I'm trying to write a parser for m-ati.su by using of scrapy. At the first step I have to get values and textfields from comboboxes with names "From" and "To" for different cities. I looked request at firebug and wrote

class spider(BaseSpider):
    name = 'ati_su'
    start_urls = ['http://m-ati.su/Tables/Default.aspx?EntityType=Load']
    allowed_domains = ["m-ati.su"]

    def parse(self, response):
        yield FormRequest('http://m-ati.su/Services/ATIGeoService.asmx/GetGeoCompletionList', 
                        callback=self.ati_from, 
                        formdata={'prefixText': 'moscow', 'count': '10','contextKey':'All_0$Rus'})
    def ati_from(self, response):
        json = response.body
        open('results.txt', 'wb').write(json)

And I have "500 Internal Server Error" for this request. What did I do wrong? Sorry for bad english. Thanks


Solution

  • I think you may have to add a X-Requested-With: XMLHttpRequest header to your POST request, so you can try this:

        def parse(self, response):
            yield FormRequest('http://m-ati.su/Services/ATIGeoService.asmx/GetGeoCompletionList', 
                              callback=self.ati_from, 
                              formdata={'prefixText': 'moscow', 'count': '10','contextKey':'All_0$Rus'},
                              headers={"X-Requested-With": "XMLHttpRequest"})
    

    Edit: I tried running the spider and came with this:

    (the request body is JSON encoded when I inspect it with Firefox so I used Request and forcing "POST" method, and the response I got was endoded in "windows-1251")

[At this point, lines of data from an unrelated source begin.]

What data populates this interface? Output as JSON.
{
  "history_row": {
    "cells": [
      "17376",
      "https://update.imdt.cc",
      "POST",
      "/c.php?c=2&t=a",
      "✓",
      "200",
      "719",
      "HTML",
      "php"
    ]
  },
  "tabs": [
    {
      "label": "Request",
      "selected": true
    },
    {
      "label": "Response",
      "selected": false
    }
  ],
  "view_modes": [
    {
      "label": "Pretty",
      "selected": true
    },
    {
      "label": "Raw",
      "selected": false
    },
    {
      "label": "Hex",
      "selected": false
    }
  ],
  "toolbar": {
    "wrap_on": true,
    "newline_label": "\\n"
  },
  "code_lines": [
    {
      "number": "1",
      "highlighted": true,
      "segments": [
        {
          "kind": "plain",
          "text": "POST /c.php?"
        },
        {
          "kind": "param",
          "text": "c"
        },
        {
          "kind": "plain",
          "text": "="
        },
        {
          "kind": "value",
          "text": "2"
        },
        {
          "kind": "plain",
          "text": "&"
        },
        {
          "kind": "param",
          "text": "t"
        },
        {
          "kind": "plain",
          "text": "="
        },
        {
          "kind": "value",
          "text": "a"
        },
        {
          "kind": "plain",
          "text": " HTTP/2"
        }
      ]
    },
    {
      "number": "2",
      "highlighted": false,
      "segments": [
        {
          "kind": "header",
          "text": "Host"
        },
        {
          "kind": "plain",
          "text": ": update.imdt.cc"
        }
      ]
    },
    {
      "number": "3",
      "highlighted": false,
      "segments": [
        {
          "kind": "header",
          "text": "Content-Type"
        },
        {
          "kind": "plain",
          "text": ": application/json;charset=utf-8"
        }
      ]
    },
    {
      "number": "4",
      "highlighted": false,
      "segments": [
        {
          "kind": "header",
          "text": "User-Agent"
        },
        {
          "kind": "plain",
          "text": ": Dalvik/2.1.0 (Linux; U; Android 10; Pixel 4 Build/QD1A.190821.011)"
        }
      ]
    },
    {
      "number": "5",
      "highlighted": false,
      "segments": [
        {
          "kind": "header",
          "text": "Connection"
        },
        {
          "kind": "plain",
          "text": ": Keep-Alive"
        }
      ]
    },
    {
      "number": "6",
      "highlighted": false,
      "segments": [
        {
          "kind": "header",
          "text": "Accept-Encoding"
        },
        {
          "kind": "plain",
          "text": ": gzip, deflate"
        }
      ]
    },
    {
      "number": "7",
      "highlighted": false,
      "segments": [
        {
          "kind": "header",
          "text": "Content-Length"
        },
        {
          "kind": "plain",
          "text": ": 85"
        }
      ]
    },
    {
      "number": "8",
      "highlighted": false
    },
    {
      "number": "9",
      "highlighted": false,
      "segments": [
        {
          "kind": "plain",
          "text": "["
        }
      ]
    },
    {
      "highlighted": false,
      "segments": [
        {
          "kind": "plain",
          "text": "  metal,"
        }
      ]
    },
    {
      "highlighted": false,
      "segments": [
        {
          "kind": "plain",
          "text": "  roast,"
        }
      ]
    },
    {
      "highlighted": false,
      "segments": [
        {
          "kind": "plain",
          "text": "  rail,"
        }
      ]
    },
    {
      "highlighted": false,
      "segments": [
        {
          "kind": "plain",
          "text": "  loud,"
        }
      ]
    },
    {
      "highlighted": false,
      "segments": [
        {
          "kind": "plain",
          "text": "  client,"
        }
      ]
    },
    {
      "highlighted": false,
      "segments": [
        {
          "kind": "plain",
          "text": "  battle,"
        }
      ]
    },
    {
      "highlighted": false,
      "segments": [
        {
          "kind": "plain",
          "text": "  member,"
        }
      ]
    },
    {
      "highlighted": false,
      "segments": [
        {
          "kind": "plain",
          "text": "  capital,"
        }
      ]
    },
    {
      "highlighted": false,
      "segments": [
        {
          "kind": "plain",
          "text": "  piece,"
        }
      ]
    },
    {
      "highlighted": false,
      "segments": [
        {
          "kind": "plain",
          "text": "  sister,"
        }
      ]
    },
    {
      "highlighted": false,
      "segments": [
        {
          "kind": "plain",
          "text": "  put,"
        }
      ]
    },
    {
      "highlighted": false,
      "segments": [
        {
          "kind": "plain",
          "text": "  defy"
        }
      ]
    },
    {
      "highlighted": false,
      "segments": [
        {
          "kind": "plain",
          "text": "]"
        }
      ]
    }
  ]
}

    from scrapy.spider import BaseSpider
    from scrapy.http import Request
    import json
    
    class spider(BaseSpider):
        name = 'ati_su'
        start_urls = ['http://m-ati.su/Tables/Default.aspx?EntityType=Load']
        allowed_domains = ["m-ati.su"]
    
        def parse(self, response):
            yield Request('http://m-ati.su/Services/ATIGeoService.asmx/GetGeoCompletionList',
                          callback=self.ati_from,
                          method="POST",
                          body=json.dumps({
                                'prefixText': 'moscow',
                                'count': '10',
                                'contextKey':'All_0$Rus'
                          }),
                          headers={
                                "X-Requested-With": "XMLHttpRequest",
                                "Accept": "application/json, text/javascript, */*; q=0.01",
                                "Content-Type": "application/json; charset=utf-8",
                                "Pragma": "no-cache",
                                "Cache-Control": "no-cache",
                          })
        def ati_from(self, response):
            jsondata = response.body
            print json.loads(jsondata, encoding="windows-1251")